On the basis of the theoretical, practical, and numerical examples, we conclude that the C statistics considered here are not identical and can yield values that are as far as 0.10 apart. Because all of them apply to different definitions of discrimination in survival analysis, they should not be expected to produce the same values and should not be compared with each other across different studies. In particular, one needs to be careful when attaching labels of ‘good’ or ‘poor’ discrimination not to base them on values applicable to a different C statistic than the one being reported. For example, using Chambless and Diao’s C one might conclude that the model presented in Figure 2 offers ‘good’ discrimination (C_CD ≈ 0:74), but the application of Uno’s C would suggest that the discrimination is rather ‘weak’ (C_Uno ≈ 0:69).

Different concordance indices may be preferred in different situations. In studies focusing on long-term risk prediction, for which not only avoiding an event but also extending survival is important, and in which not all subjects experience the event of interest, the definition of discrimination given in Section 2 seems optimal and is best captured by Harrell et al.’s index. Prospective follow-up studies of long duration in the fields of cardiovascular disease, cancer, or HIV are all members of this category. Gönen and Heller’s k might provide complementary information (i.e., how well will the reality match the model rather than how well the model matches the reality) but its range might be restricted.

A different situation is encountered in clinical trials or studies of short duration where the focus is solely on event versus nonevent status. Even though the interest lies in binary outcome, survival analysis techniques are applied to account for subjects with incomplete follow-up. In this context, Chambless and Diao’s index might be the preferred measure of choice because it keeps the binary focus and is able to handle censoring.
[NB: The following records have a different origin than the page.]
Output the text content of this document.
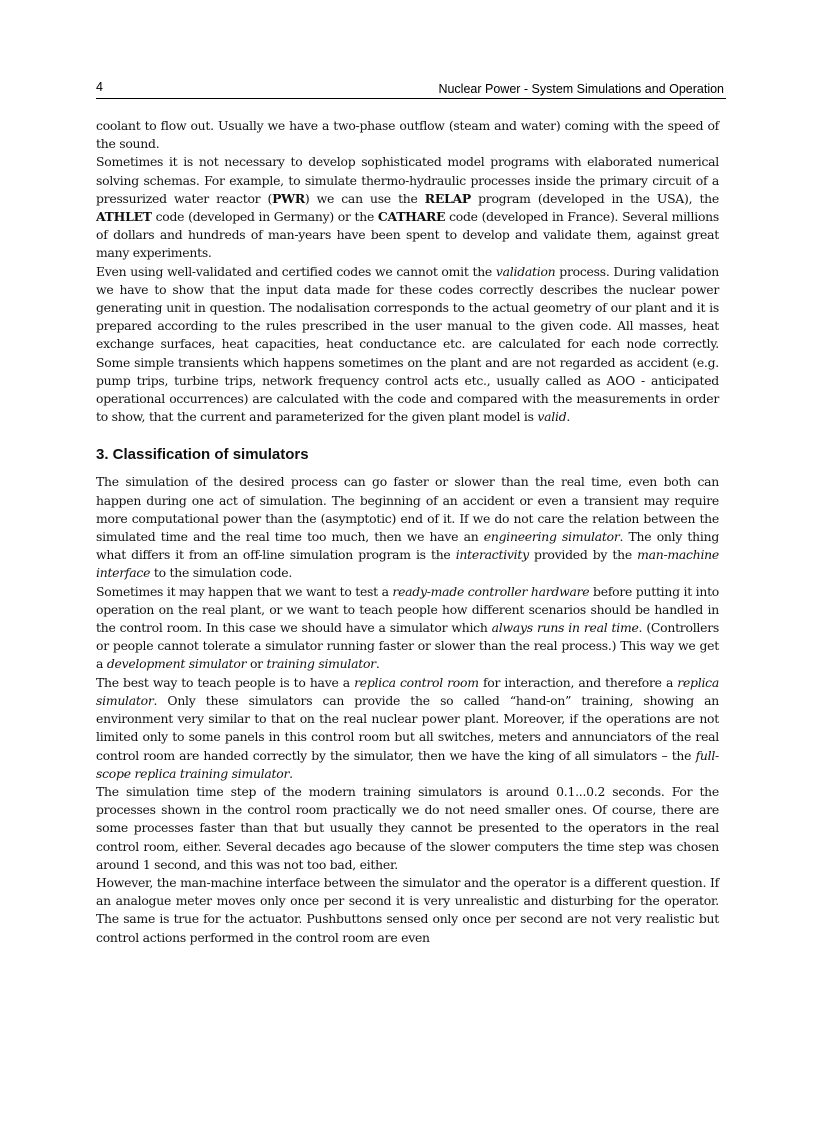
4	Nuclear Power - System Simulations and Operation

coolant to flow out. Usually we have a two-phase outflow (steam and water) coming with the speed of the sound.

Sometimes it is not necessary to develop sophisticated model programs with elaborated numerical solving schemas. For example, to simulate thermo-hydraulic processes inside the primary circuit of a pressurized water reactor (PWR) we can use the RELAP program (developed in the USA), the ATHLET code (developed in Germany) or the CATHARE code (developed in France). Several millions of dollars and hundreds of man-years have been spent to develop and validate them, against great many experiments.

Even using well-validated and certified codes we cannot omit the validation process. During validation we have to show that the input data made for these codes correctly describes the nuclear power generating unit in question. The nodalisation corresponds to the actual geometry of our plant and it is prepared according to the rules prescribed in the user manual to the given code. All masses, heat exchange surfaces, heat capacities, heat conductance etc. are calculated for each node correctly. Some simple transients which happens sometimes on the plant and are not regarded as accident (e.g. pump trips, turbine trips, network frequency control acts etc., usually called as AOO - anticipated operational occurrences) are calculated with the code and compared with the measurements in order to show, that the current and parameterized for the given plant model is valid.

3. Classification of simulators

The simulation of the desired process can go faster or slower than the real time, even both can happen during one act of simulation. The beginning of an accident or even a transient may require more computational power than the (asymptotic) end of it. If we do not care the relation between the simulated time and the real time too much, then we have an engineering simulator. The only thing what differs it from an off-line simulation program is the interactivity provided by the man-machine interface to the simulation code.

Sometimes it may happen that we want to test a ready-made controller hardware before putting it into operation on the real plant, or we want to teach people how different scenarios should be handled in the control room. In this case we should have a simulator which always runs in real time. (Controllers or people cannot tolerate a simulator running faster or slower than the real process.) This way we get a development simulator or training simulator.

The best way to teach people is to have a replica control room for interaction, and therefore a replica simulator. Only these simulators can provide the so called “hand-on” training, showing an environment very similar to that on the real nuclear power plant. Moreover, if the operations are not limited only to some panels in this control room but all switches, meters and annunciators of the real control room are handed correctly by the simulator, then we have the king of all simulators – the full-scope replica training simulator.

The simulation time step of the modern training simulators is around 0.1...0.2 seconds. For the processes shown in the control room practically we do not need smaller ones. Of course, there are some processes faster than that but usually they cannot be presented to the operators in the real control room, either. Several decades ago because of the slower computers the time step was chosen around 1 second, and this was not too bad, either.

However, the man-machine interface between the simulator and the operator is a different question. If an analogue meter moves only once per second it is very unrealistic and disturbing for the operator. The same is true for the actuator. Pushbuttons sensed only once per second are not very realistic but control actions performed in the control room are even
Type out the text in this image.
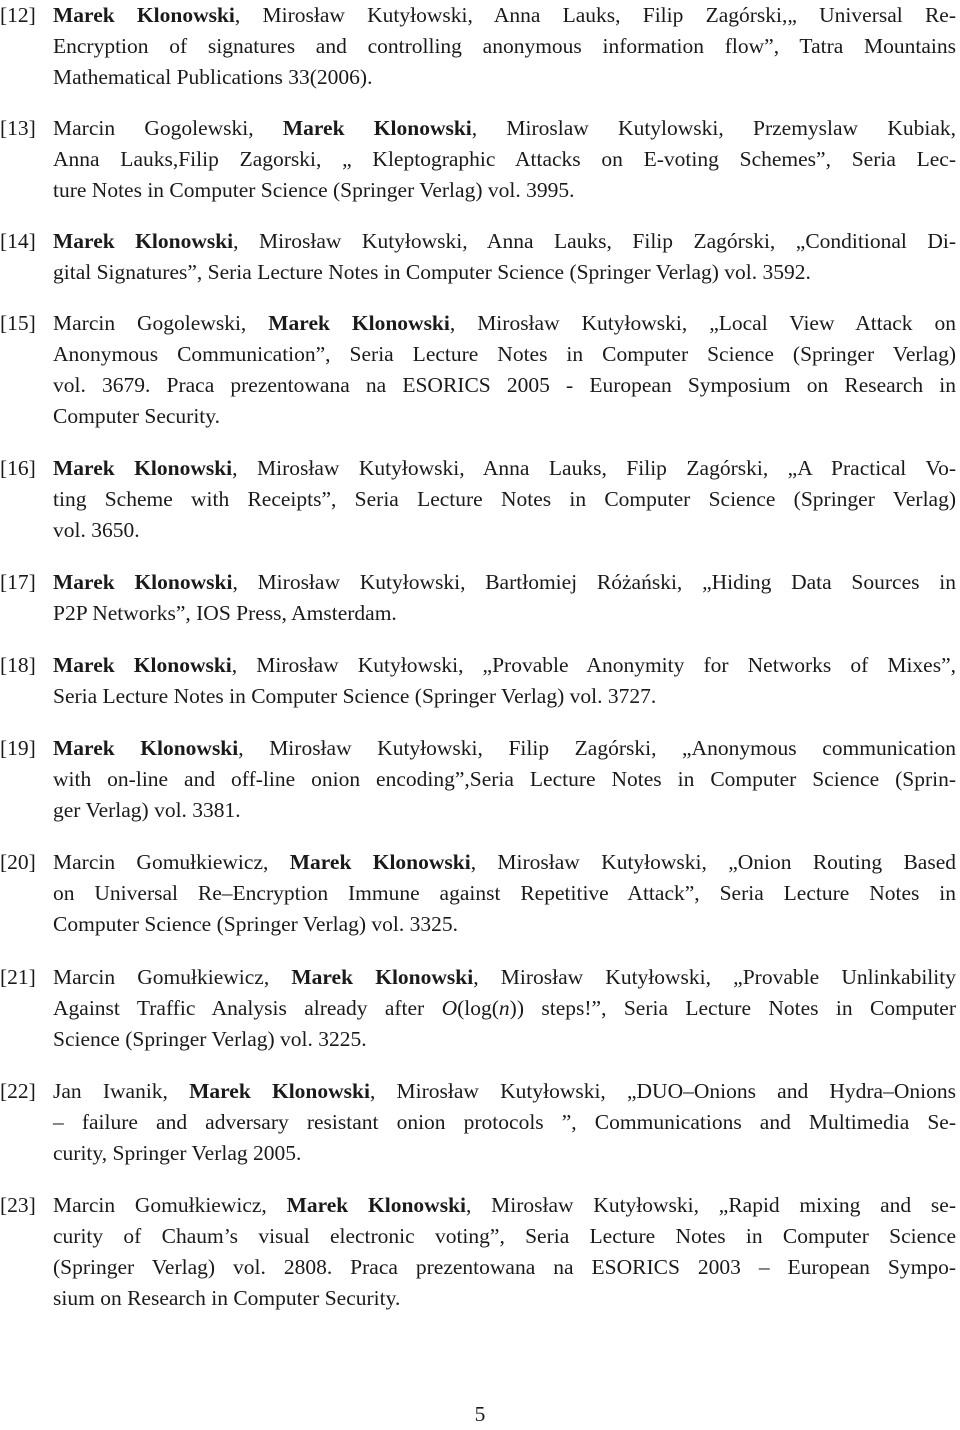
[12] Marek Klonowski, Mirosław Kutyłowski, Anna Lauks, Filip Zagórski,„ Universal Re-
Encryption of signatures and controlling anonymous information flow”, Tatra Mountains
Mathematical Publications 33(2006).
[13] Marcin Gogolewski, Marek Klonowski, Miroslaw Kutylowski, Przemyslaw Kubiak,
Anna Lauks,Filip Zagorski, „ Kleptographic Attacks on E-voting Schemes”, Seria Lec-
ture Notes in Computer Science (Springer Verlag) vol. 3995.
[14] Marek Klonowski, Mirosław Kutyłowski, Anna Lauks, Filip Zagórski, „Conditional Di-
gital Signatures”, Seria Lecture Notes in Computer Science (Springer Verlag) vol. 3592.
[15] Marcin Gogolewski, Marek Klonowski, Mirosław Kutyłowski, „Local View Attack on
Anonymous Communication”, Seria Lecture Notes in Computer Science (Springer Verlag)
vol. 3679. Praca prezentowana na ESORICS 2005 - European Symposium on Research in
Computer Security.
[16] Marek Klonowski, Mirosław Kutyłowski, Anna Lauks, Filip Zagórski, „A Practical Vo-
ting Scheme with Receipts”, Seria Lecture Notes in Computer Science (Springer Verlag)
vol. 3650.
[17] Marek Klonowski, Mirosław Kutyłowski, Bartłomiej Różański, „Hiding Data Sources in
P2P Networks”, IOS Press, Amsterdam.
[18] Marek Klonowski, Mirosław Kutyłowski, „Provable Anonymity for Networks of Mixes”,
Seria Lecture Notes in Computer Science (Springer Verlag) vol. 3727.
[19] Marek Klonowski, Mirosław Kutyłowski, Filip Zagórski, „Anonymous communication
with on-line and off-line onion encoding”,Seria Lecture Notes in Computer Science (Sprin-
ger Verlag) vol. 3381.
[20] Marcin Gomułkiewicz, Marek Klonowski, Mirosław Kutyłowski, „Onion Routing Based
on Universal Re–Encryption Immune against Repetitive Attack”, Seria Lecture Notes in
Computer Science (Springer Verlag) vol. 3325.
[21] Marcin Gomułkiewicz, Marek Klonowski, Mirosław Kutyłowski, „Provable Unlinkability
Against Traffic Analysis already after O(log(n)) steps!”, Seria Lecture Notes in Computer
Science (Springer Verlag) vol. 3225.
[22] Jan Iwanik, Marek Klonowski, Mirosław Kutyłowski, „DUO–Onions and Hydra–Onions
– failure and adversary resistant onion protocols ”, Communications and Multimedia Se-
curity, Springer Verlag 2005.
[23] Marcin Gomułkiewicz, Marek Klonowski, Mirosław Kutyłowski, „Rapid mixing and se-
curity of Chaum’s visual electronic voting”, Seria Lecture Notes in Computer Science
(Springer Verlag) vol. 2808. Praca prezentowana na ESORICS 2003 – European Sympo-
sium on Research in Computer Security.
5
We have considered two different estimators proposed for Harrell’s AUC as defined by formula (4). The one proposed by Uno et al. [26] has been shown to be consistent and invariant to censoring distributions in cases where censoring is independent from model covariates. The latter property might be particularly important in studies with long follow-up and high drop-out rates [26]. Our results suggest that in applications with data similar to that of the Framingham Heart Study, little difference can be expected between C_Uno and C_HPD. For studies with large sample sizes, large numbers of events, and limited drop-out rates, researchers might prefer C_HPD because of its lower computational intensity.

Several extensions of our work seem natural. First, we considered only concordance indices to measure discrimination. It would be of interest to see how other measures of discrimination in survival analysis fare in light of the definition presented in Section 2. Second, we focused on a limited number of theoretical and simulated cases. In particular, an investigation into the less practically encountered cases of nonmonotone and nonproportional hazards would be of interest. The impact of a nonrandom drop-out mechanism should also be studied. Finally, discrimination measures for competing-risk models also need to be investigated.

In conclusion, we recommend Harrell et al.’s AUC [22,23] as the preferred concordance index in studies where not only the event status but also survival times matter. At the very least, we urge researchers to report which formulation of the survival AUC they are using and provide a rationale for their selection.